How to use a Laser Grid

The theory

Put a laser grid against a wall or light up a room, and if something passes in front of it, it will block out sections of the grid. Great for detecting movement, shadows, or solid shapes moving in the room.

Okay, let’s break it down.

First of all, great choice on the colour GREEN. As most people know, green is the most visible colour of laser.

How do they work? They are “diode pumped solid state frequency-doubled”. The laser runs through a series of diode crystals and dielectric mirrors that pass through a resonant cavity. IR radiation is then blocked by an infrared filter behind the mirror, and then eventually passes through a collimator lens.

Of course it is a WHOLE LOT MORE complex than that, but you get the idea.

You have two options when it come to using the lasers. The first option is the popular laser pen. The second, a plug in laser device commonly used by DJs in night clubs. We’re going to be talking about the laser pens in this next section.

PROS:

Small

Lightweight

Easy To Transport

Cheap – (well maybe not so cheap, keep reading)

CONS:

Not meant for continuous use

Diode Over Heating

Short Battery Life

False Positives

When using a laser pen, keep in mind what they are intended for, star pointing, etc. They have no efficient way of cooling down.

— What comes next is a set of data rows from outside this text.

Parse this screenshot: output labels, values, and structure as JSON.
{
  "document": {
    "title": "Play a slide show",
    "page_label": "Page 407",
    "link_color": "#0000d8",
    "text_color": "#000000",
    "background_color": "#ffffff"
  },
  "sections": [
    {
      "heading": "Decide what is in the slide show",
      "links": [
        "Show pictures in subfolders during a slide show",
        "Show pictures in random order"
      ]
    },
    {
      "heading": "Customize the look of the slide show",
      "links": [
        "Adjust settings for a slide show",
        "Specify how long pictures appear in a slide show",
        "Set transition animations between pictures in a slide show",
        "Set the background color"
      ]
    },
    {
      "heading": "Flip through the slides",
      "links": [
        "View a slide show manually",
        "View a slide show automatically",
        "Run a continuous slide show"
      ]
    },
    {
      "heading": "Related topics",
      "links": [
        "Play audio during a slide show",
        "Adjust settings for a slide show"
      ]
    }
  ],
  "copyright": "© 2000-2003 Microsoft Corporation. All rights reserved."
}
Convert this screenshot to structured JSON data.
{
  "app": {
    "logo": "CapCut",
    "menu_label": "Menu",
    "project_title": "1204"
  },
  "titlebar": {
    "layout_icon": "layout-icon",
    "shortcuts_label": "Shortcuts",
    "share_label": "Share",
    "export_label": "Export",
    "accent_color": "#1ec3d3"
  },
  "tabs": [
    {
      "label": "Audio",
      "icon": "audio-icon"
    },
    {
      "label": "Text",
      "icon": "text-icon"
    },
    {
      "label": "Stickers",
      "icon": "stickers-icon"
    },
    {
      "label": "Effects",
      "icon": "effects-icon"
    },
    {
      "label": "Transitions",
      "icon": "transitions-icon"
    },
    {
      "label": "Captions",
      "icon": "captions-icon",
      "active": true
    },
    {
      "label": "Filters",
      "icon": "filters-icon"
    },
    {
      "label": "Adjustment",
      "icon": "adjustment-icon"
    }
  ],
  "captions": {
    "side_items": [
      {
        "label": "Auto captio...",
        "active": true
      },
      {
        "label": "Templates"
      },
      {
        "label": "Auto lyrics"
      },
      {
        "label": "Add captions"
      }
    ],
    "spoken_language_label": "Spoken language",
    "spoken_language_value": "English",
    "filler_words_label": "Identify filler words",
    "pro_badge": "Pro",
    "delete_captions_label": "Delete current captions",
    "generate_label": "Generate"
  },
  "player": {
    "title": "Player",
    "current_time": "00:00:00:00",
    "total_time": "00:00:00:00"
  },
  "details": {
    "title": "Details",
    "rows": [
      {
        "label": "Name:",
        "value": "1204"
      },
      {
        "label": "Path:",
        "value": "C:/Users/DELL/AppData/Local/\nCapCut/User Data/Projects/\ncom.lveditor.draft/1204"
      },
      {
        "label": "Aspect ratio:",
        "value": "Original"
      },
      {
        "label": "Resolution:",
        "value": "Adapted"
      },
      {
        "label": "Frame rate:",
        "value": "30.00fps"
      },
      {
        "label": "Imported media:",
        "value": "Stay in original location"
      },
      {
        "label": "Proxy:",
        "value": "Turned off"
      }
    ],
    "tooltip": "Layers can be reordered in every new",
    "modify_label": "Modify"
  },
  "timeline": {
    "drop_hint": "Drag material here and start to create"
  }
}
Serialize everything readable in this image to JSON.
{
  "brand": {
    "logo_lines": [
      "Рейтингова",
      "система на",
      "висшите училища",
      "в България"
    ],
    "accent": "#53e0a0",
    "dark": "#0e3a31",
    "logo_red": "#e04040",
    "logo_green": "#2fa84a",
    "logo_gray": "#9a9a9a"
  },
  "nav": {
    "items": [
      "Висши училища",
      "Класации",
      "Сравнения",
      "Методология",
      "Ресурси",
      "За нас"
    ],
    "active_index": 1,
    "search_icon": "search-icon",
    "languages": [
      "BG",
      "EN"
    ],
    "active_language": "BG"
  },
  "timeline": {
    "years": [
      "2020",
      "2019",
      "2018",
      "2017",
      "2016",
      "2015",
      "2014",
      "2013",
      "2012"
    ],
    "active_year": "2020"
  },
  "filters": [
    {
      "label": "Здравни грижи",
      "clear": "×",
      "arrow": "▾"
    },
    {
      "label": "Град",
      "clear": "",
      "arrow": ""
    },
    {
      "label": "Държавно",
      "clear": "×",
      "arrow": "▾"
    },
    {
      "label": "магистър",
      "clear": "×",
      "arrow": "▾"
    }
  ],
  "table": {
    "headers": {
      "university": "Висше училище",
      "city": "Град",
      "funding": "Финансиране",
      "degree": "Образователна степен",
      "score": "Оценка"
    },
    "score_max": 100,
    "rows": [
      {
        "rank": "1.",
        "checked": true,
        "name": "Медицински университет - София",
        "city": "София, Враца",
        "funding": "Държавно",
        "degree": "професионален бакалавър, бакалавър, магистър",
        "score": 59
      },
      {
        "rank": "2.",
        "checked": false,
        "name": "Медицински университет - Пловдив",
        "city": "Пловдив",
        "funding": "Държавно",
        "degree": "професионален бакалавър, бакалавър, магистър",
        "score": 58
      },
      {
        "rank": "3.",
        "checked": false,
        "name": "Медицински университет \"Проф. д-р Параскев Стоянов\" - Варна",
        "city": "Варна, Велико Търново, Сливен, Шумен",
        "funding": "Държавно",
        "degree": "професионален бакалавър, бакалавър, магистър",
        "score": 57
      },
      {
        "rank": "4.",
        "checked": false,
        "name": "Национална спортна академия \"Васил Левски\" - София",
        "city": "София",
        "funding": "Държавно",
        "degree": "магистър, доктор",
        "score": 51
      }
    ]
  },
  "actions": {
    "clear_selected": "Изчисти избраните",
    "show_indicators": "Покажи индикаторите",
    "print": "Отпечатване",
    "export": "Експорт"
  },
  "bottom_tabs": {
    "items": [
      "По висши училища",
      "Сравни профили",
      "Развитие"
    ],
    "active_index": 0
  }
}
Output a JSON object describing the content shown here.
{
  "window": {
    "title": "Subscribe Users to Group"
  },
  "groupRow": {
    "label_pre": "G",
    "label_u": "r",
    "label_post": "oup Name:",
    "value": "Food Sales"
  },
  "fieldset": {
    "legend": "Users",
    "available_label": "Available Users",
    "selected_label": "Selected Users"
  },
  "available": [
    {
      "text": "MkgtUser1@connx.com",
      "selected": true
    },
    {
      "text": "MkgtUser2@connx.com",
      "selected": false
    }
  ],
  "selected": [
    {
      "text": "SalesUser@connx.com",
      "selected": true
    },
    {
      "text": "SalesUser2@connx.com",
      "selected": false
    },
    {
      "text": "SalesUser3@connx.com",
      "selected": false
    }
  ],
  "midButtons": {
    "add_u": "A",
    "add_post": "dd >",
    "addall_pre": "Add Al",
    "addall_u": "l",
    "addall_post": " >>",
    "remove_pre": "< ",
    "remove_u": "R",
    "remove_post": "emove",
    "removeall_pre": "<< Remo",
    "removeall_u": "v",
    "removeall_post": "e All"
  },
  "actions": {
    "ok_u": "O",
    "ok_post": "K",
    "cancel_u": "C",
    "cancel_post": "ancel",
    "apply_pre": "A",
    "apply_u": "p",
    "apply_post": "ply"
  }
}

When using the laser pen for extended periods of time, (longer than the recommended 10 minutes), the laser begins to produce heat. The diodes in the laser pens are small, and there is no cooling system to stop the diodes from overheating and failing. When they begin to fail, some of the grid may start to fade, which can lead to false positives for the paranormal investigator. It is recommended that for every 10 minutes of continuous use, it will need to be turned off and cooled for 3-5 minutes.

There is no indicator on battery life for the laser pens. The only way to tell is when the beams begin to fade. When this happens, there can be a “twinkle” effect in your grid. Example, we all know that stars do not twinkle. It is the scintillation that causes them to appear to twinkle. This is from the light having to pass through thick layers of turbulent air. In the case of the laser pen, as a diode starts to die, or the battery starts to fade, the amount of energy being created for the laser has this same effect. If you are an avid investigator, and can keep up with changing the battery often, or stopping your laser to cool down after an hour or so of use, then you should have no problem.